I get the feeling that Tijuana is understandably sensitive about airing topics like this and scaring off tourists, so I find it somewhat amazing that Navajas (which means ‘knives’ or ‘razors’ in English) is even here. As someone who has written extensively about border crime and violence (and lived in Tijuana safely for two years), I wanted to see the exhibit for myself. I learned later that it’s open from 10 a.m. to 5 p.m., Mondays through Fridays. If you read Spanish, you can see a copy of the Zeta article here, which includes some pictures.

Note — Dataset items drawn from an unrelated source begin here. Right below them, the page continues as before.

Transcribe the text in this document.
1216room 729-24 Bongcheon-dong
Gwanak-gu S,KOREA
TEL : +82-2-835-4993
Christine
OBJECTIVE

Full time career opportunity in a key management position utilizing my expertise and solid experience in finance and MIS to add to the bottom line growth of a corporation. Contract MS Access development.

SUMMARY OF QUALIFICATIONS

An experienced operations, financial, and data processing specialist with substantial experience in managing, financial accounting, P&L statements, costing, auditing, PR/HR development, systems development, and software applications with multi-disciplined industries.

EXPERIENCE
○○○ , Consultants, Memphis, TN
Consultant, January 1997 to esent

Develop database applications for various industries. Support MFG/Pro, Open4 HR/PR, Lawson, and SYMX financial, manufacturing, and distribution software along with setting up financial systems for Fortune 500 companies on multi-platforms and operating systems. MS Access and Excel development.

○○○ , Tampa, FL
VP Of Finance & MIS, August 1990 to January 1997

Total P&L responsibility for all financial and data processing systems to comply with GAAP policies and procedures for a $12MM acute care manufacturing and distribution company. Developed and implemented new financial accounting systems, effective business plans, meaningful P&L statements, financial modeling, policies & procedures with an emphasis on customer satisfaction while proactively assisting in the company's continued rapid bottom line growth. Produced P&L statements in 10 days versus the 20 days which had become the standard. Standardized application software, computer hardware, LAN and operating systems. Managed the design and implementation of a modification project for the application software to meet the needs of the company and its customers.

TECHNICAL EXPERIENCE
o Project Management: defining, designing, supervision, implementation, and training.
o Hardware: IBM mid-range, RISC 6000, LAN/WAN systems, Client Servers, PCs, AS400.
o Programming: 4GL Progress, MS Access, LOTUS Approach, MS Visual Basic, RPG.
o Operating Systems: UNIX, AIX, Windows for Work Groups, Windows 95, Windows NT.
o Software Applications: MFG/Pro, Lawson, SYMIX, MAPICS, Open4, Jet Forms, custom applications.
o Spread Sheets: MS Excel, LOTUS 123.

Screenshot from Rosa Maria Robles’ website
I mentioned this art exhibit in a previous post, and wanted to put out a reminder to those of you who live in the area that the opening is this Saturday. It’s being put on by Adapta Project, a San Diego-based artists collective, at an oceanfront model home south of Tijuana. The exhibit includes art with cross-border themes. This looks like a great reason to venture south and see Tijuana from a different perspective. Adapta Project was offering transportation from San Diego. Check out the exhibition’s web site for more information.

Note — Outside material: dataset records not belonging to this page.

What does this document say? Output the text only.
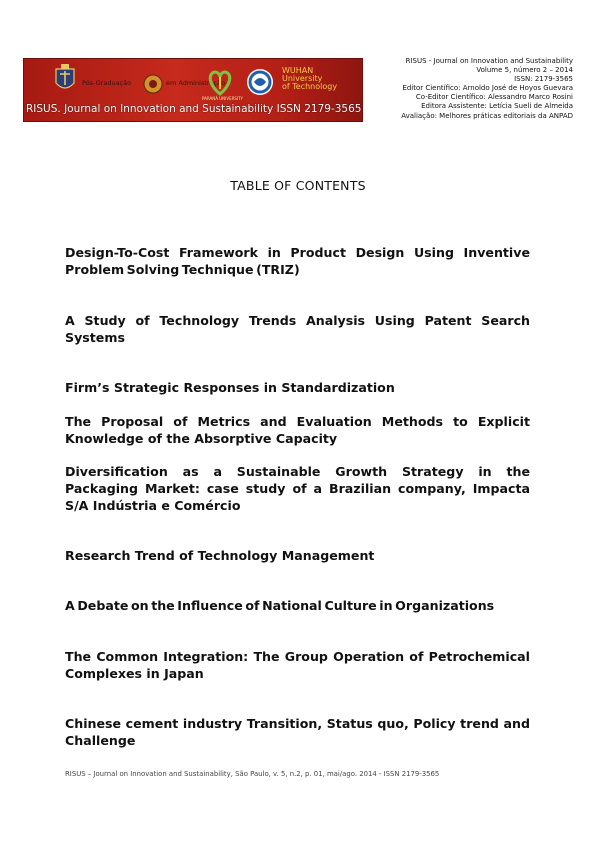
Pós-Graduação	em Administração
PARANÁ UNIVERSITY
WUHAN
University
of Technology
RISUS. Journal on Innovation and Sustainability ISSN 2179-3565
RISUS - Journal on Innovation and Sustainability
Volume 5, número 2 – 2014
ISSN: 2179-3565
Editor Científico: Arnoldo José de Hoyos Guevara
Co-Editor Científico: Alessandro Marco Rosini
Editora Assistente: Letícia Sueli de Almeida
Avaliação: Melhores práticas editoriais da ANPAD
TABLE OF CONTENTS
Design-To-Cost Framework in Product Design Using Inventive Problem Solving Technique (TRIZ)
A Study of Technology Trends Analysis Using Patent Search Systems
Firm’s Strategic Responses in Standardization
The Proposal of Metrics and Evaluation Methods to Explicit Knowledge of the Absorptive Capacity
Diversification as a Sustainable Growth Strategy in the Packaging Market: case study of a Brazilian company, Impacta S/A Indústria e Comércio
Research Trend of Technology Management
A Debate on the Influence of National Culture in Organizations
The Common Integration: The Group Operation of Petrochemical Complexes in Japan
Chinese cement industry Transition, Status quo, Policy trend and Challenge
RISUS – Journal on Innovation and Sustainability, São Paulo, v. 5, n.2, p. 01, mai/ago. 2014 - ISSN 2179-3565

In the last century, some young Americans flocked to Paris in search of meaning in the aftermath of a world war. They were part of what was dubbed the “Lost Generation” for their general dissafection with the United States at that time. They wrote and partied heavily. Ernest Hemmingway and F. Scott Fitzgerald were among them.
Perhaps I risk overreaching with this parallel, but I like to think there’s some similarities with a group of young bloggers/artists from the United States who either live or spend time in Tijuana. I haven’t had the pleasure of hanging out with them, but I admire the work they are doing. Nathan Gibbs, Kinsee Morlan and Derrik Chinn all provide glimpses of life as an expatriate or visitor in this grand border city (forgive me for overlooking others who may be out there – just shout and let me know where you are). Kinsee is part of an art collective, Adapta Project, that is putting on what looks to be a fantastic art show in Tijuana later this month. Kinsee and Derrik will be showing some of their photos of Mexico at the show. In one of Derrik’s posts he highlights their photo introduction, partially-reprinted here:
“We live in Tijuana by choice. We live in Tijuana for love. And we live in Tijuana illegally… Our lives have become political statements, but we’re not trying to prove a thing. We call this city ours because here, among her people, her pockmarked streets, her anarchy, her gritty Technicolor, her humble innovation and inexhaustible persistence to grow and thrive against all odds, we feel more alive than we have anywhere else in the world. Our official status brands us as outsiders, but what we see through the camera proves the city has indeed invited us to be one of her own. Welcome to our Tijuana.”
These young voices have a lot to say and I’m looking forward to hearing and seeing more from them. Their Tijuana may not always be my Tijuana because we come with different perspectives and go with different experiences, and that’s just fine with me.